Panel Paper: High Bars Or Behind Bars? The Effect of Graduation Requirements On Crime

Thursday, November 7, 2013 : 11:30 AM
DuPont Ballroom G (Washington Marriott)

*Names in bold indicate Presenter

Matthew Larsen, Tulane University
This paper investigates the effect of high school graduation requirements on arrest rates. The graduation requirements examined include the number of courses required for graduation as well as the existence and difficulty of high school exit exams. Many states have altered their high school curriculum in an attempt to improve the human capital acquired by their graduates. However, these changes also make it more difficult to graduate, leading to an increase in high school dropouts.  Either of these effects are likely to affect crime rates, so the net effect is an empirical question.

I examine changes in the arrest rates of people ages 15 to 24 following changes in these requirements. Identifying variation comes from changes in state laws governing high school graduation requirements from 1980 to 2000. By utilizing repeated cross sections of arrest data, I estimate the effects of across state-cohort differences in graduation requirements on arrest rates.
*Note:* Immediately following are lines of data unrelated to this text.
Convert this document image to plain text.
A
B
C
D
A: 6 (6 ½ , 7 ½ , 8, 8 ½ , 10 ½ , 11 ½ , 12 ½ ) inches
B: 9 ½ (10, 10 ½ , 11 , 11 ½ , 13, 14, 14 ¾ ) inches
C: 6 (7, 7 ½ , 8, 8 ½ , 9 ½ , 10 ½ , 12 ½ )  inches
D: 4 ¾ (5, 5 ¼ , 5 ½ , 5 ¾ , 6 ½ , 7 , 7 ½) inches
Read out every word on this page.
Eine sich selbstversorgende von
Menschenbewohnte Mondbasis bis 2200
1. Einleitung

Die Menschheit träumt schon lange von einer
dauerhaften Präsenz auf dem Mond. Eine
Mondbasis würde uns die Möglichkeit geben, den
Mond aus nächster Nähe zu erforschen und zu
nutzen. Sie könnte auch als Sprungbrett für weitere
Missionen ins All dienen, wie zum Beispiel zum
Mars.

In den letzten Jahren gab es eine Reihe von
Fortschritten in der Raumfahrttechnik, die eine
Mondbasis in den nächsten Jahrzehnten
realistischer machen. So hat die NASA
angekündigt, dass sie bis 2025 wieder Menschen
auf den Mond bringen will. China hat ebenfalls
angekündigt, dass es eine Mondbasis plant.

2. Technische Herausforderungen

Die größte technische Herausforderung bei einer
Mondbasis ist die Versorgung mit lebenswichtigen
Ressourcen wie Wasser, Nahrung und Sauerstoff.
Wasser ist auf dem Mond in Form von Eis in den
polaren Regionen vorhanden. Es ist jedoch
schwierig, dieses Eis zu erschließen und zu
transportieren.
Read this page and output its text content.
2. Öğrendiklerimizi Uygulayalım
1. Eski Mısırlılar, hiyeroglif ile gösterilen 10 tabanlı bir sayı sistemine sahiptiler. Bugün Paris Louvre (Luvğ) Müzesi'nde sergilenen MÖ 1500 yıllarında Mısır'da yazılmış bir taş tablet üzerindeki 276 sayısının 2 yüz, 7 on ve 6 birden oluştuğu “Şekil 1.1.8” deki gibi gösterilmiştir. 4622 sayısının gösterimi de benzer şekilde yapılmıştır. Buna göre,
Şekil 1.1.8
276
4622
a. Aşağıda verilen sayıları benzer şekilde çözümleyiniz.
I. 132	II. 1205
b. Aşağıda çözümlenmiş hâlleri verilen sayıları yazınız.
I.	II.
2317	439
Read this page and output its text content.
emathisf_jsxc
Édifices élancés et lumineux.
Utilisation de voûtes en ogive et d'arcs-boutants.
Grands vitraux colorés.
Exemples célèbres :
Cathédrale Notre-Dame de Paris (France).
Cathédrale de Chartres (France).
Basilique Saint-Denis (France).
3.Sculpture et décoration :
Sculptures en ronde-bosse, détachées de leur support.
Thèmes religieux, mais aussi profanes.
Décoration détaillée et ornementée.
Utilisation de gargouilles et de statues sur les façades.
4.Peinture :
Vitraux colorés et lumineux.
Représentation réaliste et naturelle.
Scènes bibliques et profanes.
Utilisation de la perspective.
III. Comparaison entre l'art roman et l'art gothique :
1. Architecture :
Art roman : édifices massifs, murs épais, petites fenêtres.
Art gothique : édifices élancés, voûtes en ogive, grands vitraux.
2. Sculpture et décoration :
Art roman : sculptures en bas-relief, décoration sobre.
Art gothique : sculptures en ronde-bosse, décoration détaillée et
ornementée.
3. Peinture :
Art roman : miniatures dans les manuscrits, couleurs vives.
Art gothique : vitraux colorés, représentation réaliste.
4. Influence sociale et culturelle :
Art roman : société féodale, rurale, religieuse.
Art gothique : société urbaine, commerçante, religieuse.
This strategy allows me to control for other potential policy changes that would typically bias this type of estimate.  

I find evidence that using less difficult exit exams can reduce the arrest rate by 4.4%, but that making them too difficult may work to “undo” that effect – ultimately raising arrest rates for some individuals.  This effect is strongest on property crimes and in low-income counties. The effect is similar for both men and women.  There is no significant effect of raising course requirements and results are robust to several different specifications. While pinpointing the exact mechanism is not possible in this paper, there are signs that point to both human capital effects and dropout effects existing due to the increased rigor of the requirements.